The Maid is a nice little piece of psychological drama that manages to be both warm and bleak, dark and funny, provocative and kind. It portrays a woman at the very end of her tether turning the household she works for into disarray as she fights to hold onto her ambiguous place within the family.

Using simple and honest film work reminiscent of handheld camera documentary, director Sebastián Silva tells the story with a quiet sense of realism, not once slipping into melodrama, despite the sometimes bizarre events unfolding. It’s a style that invites us to view the film as social commentary, exploring issues such as outdated class distinctions or the notion of servitude.

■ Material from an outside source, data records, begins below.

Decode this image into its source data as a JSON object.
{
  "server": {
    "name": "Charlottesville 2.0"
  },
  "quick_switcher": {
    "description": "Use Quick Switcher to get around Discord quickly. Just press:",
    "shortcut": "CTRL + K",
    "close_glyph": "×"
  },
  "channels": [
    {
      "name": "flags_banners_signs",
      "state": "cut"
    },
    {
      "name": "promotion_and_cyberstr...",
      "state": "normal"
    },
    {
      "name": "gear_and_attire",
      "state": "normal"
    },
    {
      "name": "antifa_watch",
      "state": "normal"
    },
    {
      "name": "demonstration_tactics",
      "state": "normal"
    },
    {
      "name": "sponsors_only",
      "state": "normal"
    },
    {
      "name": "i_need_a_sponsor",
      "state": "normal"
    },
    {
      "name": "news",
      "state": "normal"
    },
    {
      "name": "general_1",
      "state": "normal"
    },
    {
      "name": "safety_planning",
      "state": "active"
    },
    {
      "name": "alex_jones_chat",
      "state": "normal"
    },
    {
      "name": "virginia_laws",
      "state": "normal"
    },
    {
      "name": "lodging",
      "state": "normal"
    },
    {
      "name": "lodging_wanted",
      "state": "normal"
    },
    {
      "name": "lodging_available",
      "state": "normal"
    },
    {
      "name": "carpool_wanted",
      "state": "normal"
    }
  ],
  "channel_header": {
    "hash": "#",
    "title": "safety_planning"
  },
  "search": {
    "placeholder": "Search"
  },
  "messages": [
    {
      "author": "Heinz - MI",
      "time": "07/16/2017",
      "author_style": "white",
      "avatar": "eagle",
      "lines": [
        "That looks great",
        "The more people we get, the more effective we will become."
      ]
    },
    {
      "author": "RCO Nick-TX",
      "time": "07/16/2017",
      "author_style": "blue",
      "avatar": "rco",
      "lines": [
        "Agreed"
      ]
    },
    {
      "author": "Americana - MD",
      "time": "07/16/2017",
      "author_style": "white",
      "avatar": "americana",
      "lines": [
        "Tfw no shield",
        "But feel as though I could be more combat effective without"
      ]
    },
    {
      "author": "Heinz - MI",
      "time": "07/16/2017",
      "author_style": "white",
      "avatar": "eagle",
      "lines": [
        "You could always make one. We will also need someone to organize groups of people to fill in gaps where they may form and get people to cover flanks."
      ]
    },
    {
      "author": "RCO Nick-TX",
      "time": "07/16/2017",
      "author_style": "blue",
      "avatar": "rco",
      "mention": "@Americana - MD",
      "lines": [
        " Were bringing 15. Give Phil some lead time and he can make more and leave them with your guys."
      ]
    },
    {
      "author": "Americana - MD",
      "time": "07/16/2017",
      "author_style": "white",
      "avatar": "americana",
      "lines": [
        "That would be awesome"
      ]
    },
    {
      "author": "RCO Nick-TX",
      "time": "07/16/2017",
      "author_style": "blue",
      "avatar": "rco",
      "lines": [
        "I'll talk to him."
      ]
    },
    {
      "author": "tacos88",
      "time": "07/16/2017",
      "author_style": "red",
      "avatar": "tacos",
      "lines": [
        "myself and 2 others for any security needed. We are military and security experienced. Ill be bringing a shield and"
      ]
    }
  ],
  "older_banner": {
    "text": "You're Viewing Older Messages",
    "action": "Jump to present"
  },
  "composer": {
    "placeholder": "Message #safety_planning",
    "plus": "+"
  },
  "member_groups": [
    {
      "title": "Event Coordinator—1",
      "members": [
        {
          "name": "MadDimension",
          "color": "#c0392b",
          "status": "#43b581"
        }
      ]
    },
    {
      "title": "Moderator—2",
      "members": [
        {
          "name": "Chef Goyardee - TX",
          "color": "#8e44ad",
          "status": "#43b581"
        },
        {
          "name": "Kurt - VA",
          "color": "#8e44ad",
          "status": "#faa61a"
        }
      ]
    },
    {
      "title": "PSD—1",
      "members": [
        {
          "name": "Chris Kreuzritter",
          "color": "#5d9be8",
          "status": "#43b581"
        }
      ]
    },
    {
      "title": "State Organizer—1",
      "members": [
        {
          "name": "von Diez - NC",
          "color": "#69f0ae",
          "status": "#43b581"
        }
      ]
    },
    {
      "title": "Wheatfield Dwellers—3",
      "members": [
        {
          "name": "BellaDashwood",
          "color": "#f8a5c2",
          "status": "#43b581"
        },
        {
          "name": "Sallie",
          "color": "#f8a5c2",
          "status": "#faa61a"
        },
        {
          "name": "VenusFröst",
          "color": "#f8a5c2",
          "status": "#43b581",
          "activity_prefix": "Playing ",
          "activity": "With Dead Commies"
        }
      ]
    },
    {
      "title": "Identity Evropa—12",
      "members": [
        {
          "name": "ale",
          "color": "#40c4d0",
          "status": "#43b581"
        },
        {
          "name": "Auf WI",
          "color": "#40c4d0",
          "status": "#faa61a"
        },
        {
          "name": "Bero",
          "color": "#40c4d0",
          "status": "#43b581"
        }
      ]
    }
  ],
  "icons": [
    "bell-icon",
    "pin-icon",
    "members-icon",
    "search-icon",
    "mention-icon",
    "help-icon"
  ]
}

It’s also a style that sets off the warmth of humanity within the film and it is, as a character piece that this film really shines. Catalina Saavedra’s performance as the long-serving, insecure maid Raquel is an appealing, engaging pleasure. While Raquel is outwardly prickly and unpleasant, she conveys an underlying vulnerability that means we continue to love her despite some of her comically horrible behaviour. We watch her character develop, almost physically changing, throughout the film as Saavedra slowly allows a stronger, lovelier, more hopeful Raquel to emerge.

Set against the slightly grim background, this tender, sympathetic portrayal tugs at the heartstrings a little. It’s a sweet and rewarding experience.

While offering little in terms of extra features – six minimalist trailers and some rather odd “B-roll” footage – this DVD release provides a welcome opportunity to see this delightful wee film if you missed it the first time round.